Separately, Chinese customs announced an immediate halt to imports of US logs following the detection of forest pests. The authority also revoked the qualifications of three American companies to import soybeans into China, citing health and food security concerns related to a type of fungus.
China also filed another lawsuit against the US at the World Trade Organization (WTO), reiterating a complaint initially brought in February regarding Trump's initial 10% tariff.
"The U.S. unilateral tariff measures seriously violate WTO rules and undermine the foundation of economic and trade cooperation between China and the U.S.," stated a spokesperson for the Ministry of Commerce. "China is strongly dissatisfied and resolutely opposes them."
This tit-for-tat escalation echoes the response to Trump's first round of 10% tariffs last month, when China imposed targeted duties on American coal, liquefied natural gas, crude oil, farm equipment, and certain vehicles.
Trump's decision to double down on tariffs raises the average effective levy on Chinese imports to approximately 34%, marking a significant increase in the tariff rate on China compared to the entire first Trump administration.
Experts suggest that Beijing could mitigate the impact of these tariffs by boosting government spending on infrastructure programs and supporting household spending, although achieving last year's 5% GDP growth could prove challenging.
China's top leaders, including President Xi Jinping, are convening for their annual "Two Sessions" meetings this week, where policymakers will announce this year's economic growth target and outline stimulus plans.

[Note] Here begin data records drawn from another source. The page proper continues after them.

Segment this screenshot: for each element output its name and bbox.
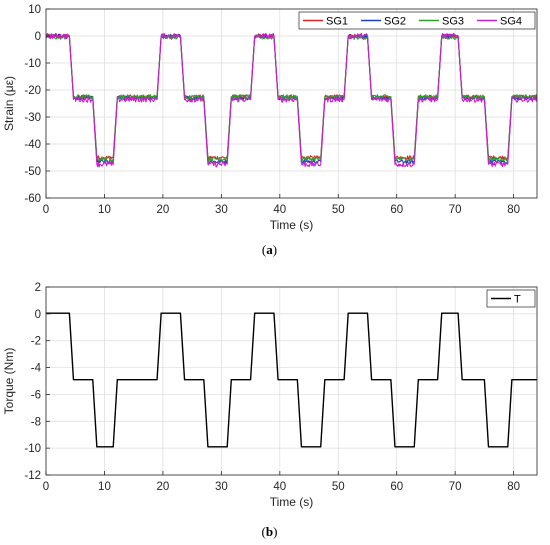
legend: SG1 SG2 SG3 SG4 — [298, 11, 536, 30]
legend-box — [298, 11, 536, 30]
x-tick-label: 70 — [449, 481, 462, 493]
y-tick-label: 0 — [35, 309, 41, 321]
x-tick-label: 50 — [332, 481, 345, 493]
series-line-sg4 — [46, 32, 537, 168]
x-tick-label: 80 — [507, 481, 520, 493]
legend-label: SG4 — [500, 16, 522, 28]
plot-area — [46, 287, 537, 475]
x-tick-label: 40 — [273, 204, 286, 216]
y-tick-label: -20 — [24, 85, 41, 97]
series-line-t — [46, 312, 537, 448]
axes-frame — [45, 8, 538, 199]
x-axis-label: Time (s) — [270, 495, 314, 509]
x-tick-label: 0 — [43, 481, 49, 493]
x-tick-label: 60 — [390, 204, 403, 216]
legend-label: T — [514, 294, 521, 306]
figure-caption: (b) — [262, 524, 278, 539]
y-tick-label: -10 — [24, 58, 41, 70]
axes-frame — [45, 286, 538, 476]
y-tick-label: -6 — [31, 389, 41, 401]
plot-area — [46, 9, 537, 198]
y-tick-label: -10 — [24, 443, 41, 455]
chart-a: 0 10 20 30 40 50 60 70 80 10 0 -10 -20 -30 -40 -50 -60 Ti… — [2, 4, 538, 257]
y-tick-label: -8 — [31, 416, 41, 428]
legend-label: SG2 — [384, 16, 406, 28]
x-tick-label: 30 — [215, 204, 228, 216]
y-tick-label: -60 — [24, 193, 41, 205]
y-tick-label: -2 — [31, 336, 41, 348]
x-tick-label: 10 — [98, 481, 111, 493]
x-tick-label: 80 — [507, 204, 520, 216]
y-tick-label: -30 — [24, 112, 41, 124]
x-tick-label: 50 — [332, 204, 345, 216]
legend-label: SG1 — [326, 16, 348, 28]
x-tick-label: 20 — [157, 481, 170, 493]
legend: T — [486, 289, 536, 308]
legend-label: SG3 — [442, 16, 464, 28]
y-tick-label: -40 — [24, 139, 41, 151]
y-tick-label: 0 — [35, 31, 41, 43]
y-tick-label: 10 — [28, 4, 41, 16]
y-axis-label: Torque (Nm) — [2, 348, 16, 415]
x-tick-label: 70 — [449, 204, 462, 216]
x-tick-label: 40 — [273, 481, 286, 493]
y-axis-label: Strain (με) — [2, 76, 16, 131]
x-tick-label: 10 — [98, 204, 111, 216]
figure-caption: (a) — [262, 242, 277, 257]
y-tick-label: -4 — [31, 363, 42, 375]
x-tick-label: 60 — [390, 481, 403, 493]
y-tick-label: 2 — [35, 282, 41, 294]
x-tick-label: 20 — [157, 204, 170, 216]
x-tick-label: 30 — [215, 481, 228, 493]
x-tick-label: 0 — [43, 204, 49, 216]
x-axis-label: Time (s) — [270, 218, 314, 232]
y-tick-label: -50 — [24, 166, 41, 178]
y-tick-label: -12 — [24, 470, 41, 482]
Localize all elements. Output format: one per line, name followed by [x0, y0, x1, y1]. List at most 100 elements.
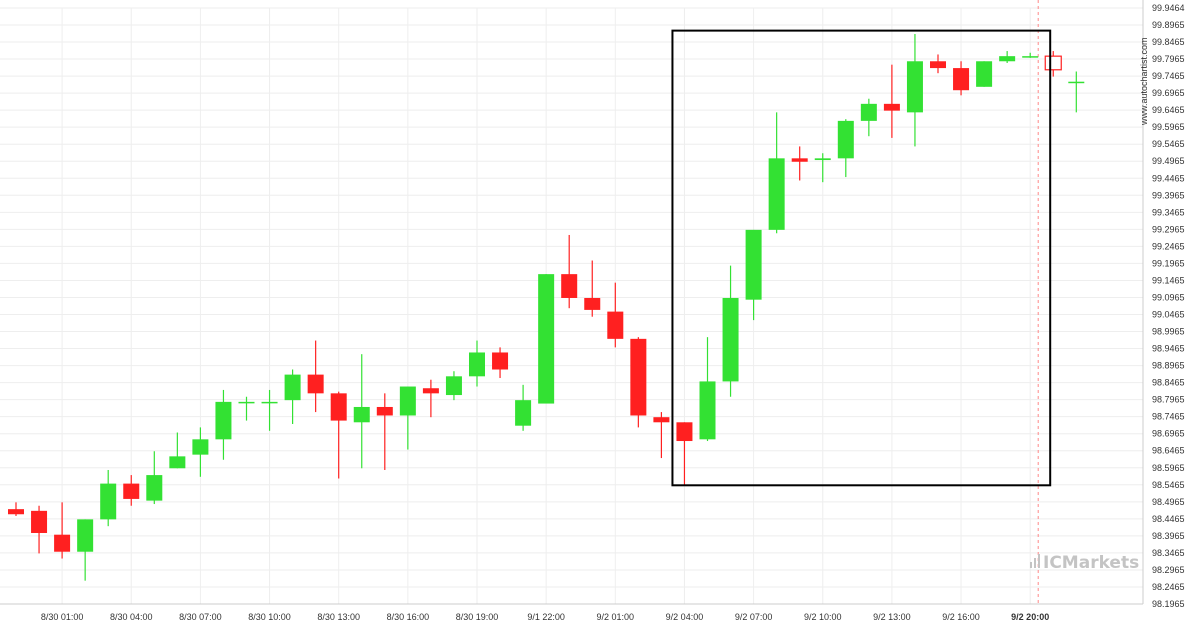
candle-body	[953, 68, 970, 91]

"It's a significant headwind at a bad time, given the existing tariff and the murky outlook on the external front," noted Louis Kuijs, chief Asia economist at S&P Global Ratings, regarding the escalating trade war.
China's latest retaliatory measures are arguably more impactful than those taken previously. Last month, China imposed 10% to 15% tariffs on approximately $14 billion worth of energy and other imports from the US, expanded export controls on key minerals, blacklisted certain American companies, and opened an investigation into Google.
This time, Nomura economists estimate that China's tariffs will affect $22.3 billion worth of US goods.
China's focus on American farm exports is significant, considering these exports have risen from 4% of the total during 1998-2004 to 15% during 2012-2023, according to the US Department of Agriculture.
China remains a major buyer of US food products like corn and beef. Last year, it imported $24.7 billion worth of agricultural output from the US, making it the third-largest customer behind Canada and Mexico.
However, the two superpowers are less reliant on each other than in the past. US statistics show that overall imports from China fell from 21.6% of the total in 2018 to 13.4% in 2024.
Similarly, China has been reducing its reliance on certain US farm products by sourcing from countries like Brazil and promoting domestic substitutes. Imports of US oilseeds and animal feeds plunged 23% last year compared to 2023, and were down 29% from 2021.